Experiment 2, dynamic approach, failed
My initial idea was to have something like a list
or dict
that a user can append callbacks to before the dispatcher
function gets compiled:
_callbacks = [] # any type that works?
@cuda.jit("f8(f8)", device = True)
def user_callback(x): # provided by user, probably in another module
return x ** 2
_callbacks.append(user_callback) # "register" callback
@cuda.jit("f8(f8,i8)", device = True)
def dispatcher(x, handle):
return _callbacks[handle](x) # refer to callback by handle, an integer
@cuda.jit("void8(f8)", device = True)
def solver():
return dispatcher(2.0, 0)
Tuples are the only thing the CUDA compiler pipeline picks up, so this is really a no-go. Unless the tuple is rewritten with some funky Python interpreter magic each time a new callback gets registered. Not happy about that. The next best thing would be to rewrite dispatcher
directly … so on to experiment 3 …
Experiment 3, old-school templating approach, successful
The module’s core.py
, exposing a main
function acting as my future solver:
import numba as nb
from numba import cuda
assert cuda.is_available()
from plugin import register, get_dispatcher
_ = register(r"""
def demo_func_lib(x):
return x * 2
""")
exec(get_dispatcher())
@nb.vectorize("f8(f8,i8)", target="cuda")
def main(x, func):
return dispatcher(x, func)
The plugin.py
mechanism. Could be based on jinja
…
from typing import Callable, Union
from inspect import getsource
_header = r"""
@cuda.jit("f8(f8,i8)", inline=True, device=True)
def dispatcher(x, func):
""".strip("\n")
_entry = r"""
{prefix}if func == {handle:d}:
return {name:s}(x)
""".strip("\n")
_footer = """
else:
raise ValueError("no known func")
""".strip("\n")
_jit = r'@cuda.jit("f8(f8)", inline=True, device=True)'
_plugins = {}
def register(src: Union[str, Callable]) -> int:
if callable(src):
src = getsource(src)
src = src.strip("\n")
name = src[4:].split("(")[0]
assert name not in _plugins.keys()
handle = len(_plugins)
_plugins[name] = dict(handle = handle, src = src)
return handle
def get_handle(name: str) -> int:
return _plugins[name]["handle"]
def get_dispatcher() -> str:
srcs = []
for plugin in _plugins.values():
srcs.append(f'{_jit:s}\n{plugin["src"]:s}\n')
srcs.append(_header)
for name, plugin in _plugins.items():
srcs.append(_entry.format(
prefix = "el" if plugin["handle"] != 0 else "",
handle = plugin["handle"],
name = name,
).strip("\n"))
srcs.append(_footer)
out = "\n".join(srcs)
print(out) # debug
return out
And last but not least what the user would need to do:
import numpy as np
from plugin import register, get_handle
demo_handle_1 = register(r"""
def param_func_1(x):
return x * 3
""")
def param_func_2(x):
return x * 4
demo_handle_2 = register(param_func_2)
from core import main
y = np.arange(10., 20.)
print(main(y, get_handle("demo_func_lib")))
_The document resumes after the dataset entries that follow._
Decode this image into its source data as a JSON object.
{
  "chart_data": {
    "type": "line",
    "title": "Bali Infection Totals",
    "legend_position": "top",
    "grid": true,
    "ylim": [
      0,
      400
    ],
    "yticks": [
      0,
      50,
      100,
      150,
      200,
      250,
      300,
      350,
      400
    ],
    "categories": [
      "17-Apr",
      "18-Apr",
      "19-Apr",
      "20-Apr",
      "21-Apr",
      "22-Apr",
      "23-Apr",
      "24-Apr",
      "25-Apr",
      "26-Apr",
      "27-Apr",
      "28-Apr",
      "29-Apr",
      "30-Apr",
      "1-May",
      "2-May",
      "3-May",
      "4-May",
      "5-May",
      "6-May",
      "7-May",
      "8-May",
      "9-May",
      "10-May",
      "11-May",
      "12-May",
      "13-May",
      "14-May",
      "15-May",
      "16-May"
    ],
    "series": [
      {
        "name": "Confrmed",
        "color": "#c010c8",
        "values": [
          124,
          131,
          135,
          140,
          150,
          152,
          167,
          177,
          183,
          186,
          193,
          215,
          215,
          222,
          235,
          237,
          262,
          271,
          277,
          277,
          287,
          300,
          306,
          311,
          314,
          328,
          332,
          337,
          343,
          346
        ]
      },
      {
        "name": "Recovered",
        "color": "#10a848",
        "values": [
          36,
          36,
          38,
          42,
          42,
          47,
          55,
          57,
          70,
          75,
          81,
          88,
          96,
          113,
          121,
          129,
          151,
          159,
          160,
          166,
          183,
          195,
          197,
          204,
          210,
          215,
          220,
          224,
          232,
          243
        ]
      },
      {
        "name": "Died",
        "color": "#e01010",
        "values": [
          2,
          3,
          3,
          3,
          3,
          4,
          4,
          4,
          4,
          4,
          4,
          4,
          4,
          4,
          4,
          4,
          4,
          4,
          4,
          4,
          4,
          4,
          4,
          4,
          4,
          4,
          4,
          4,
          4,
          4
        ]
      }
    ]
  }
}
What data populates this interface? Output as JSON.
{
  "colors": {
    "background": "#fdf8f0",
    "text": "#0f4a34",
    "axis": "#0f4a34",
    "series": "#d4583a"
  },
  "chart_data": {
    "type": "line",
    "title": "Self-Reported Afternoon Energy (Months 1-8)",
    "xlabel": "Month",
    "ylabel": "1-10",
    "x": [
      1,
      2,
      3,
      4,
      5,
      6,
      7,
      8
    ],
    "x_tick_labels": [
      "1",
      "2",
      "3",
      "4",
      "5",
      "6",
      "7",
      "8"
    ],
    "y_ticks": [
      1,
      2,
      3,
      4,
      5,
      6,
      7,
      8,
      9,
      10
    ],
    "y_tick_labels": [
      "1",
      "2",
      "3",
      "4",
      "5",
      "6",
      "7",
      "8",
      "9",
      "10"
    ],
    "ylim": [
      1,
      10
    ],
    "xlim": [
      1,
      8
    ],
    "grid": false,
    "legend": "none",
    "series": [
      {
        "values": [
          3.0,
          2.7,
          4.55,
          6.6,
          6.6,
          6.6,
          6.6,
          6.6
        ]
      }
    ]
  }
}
print(main(y, demo_handle_1))
print(main(y, demo_handle_2))
Steps:
- Import the “plugin” mechanism
- Register the callbacks - either as a string containing source code OR as a function from which source code is extracted
- Import the actual “main” implementation from “core”, which triggers the compilation of the CUDA kernel including the user’s code.
Summary
What is your advise? What am I overlooking (if anything)? What alternative approaches do exist?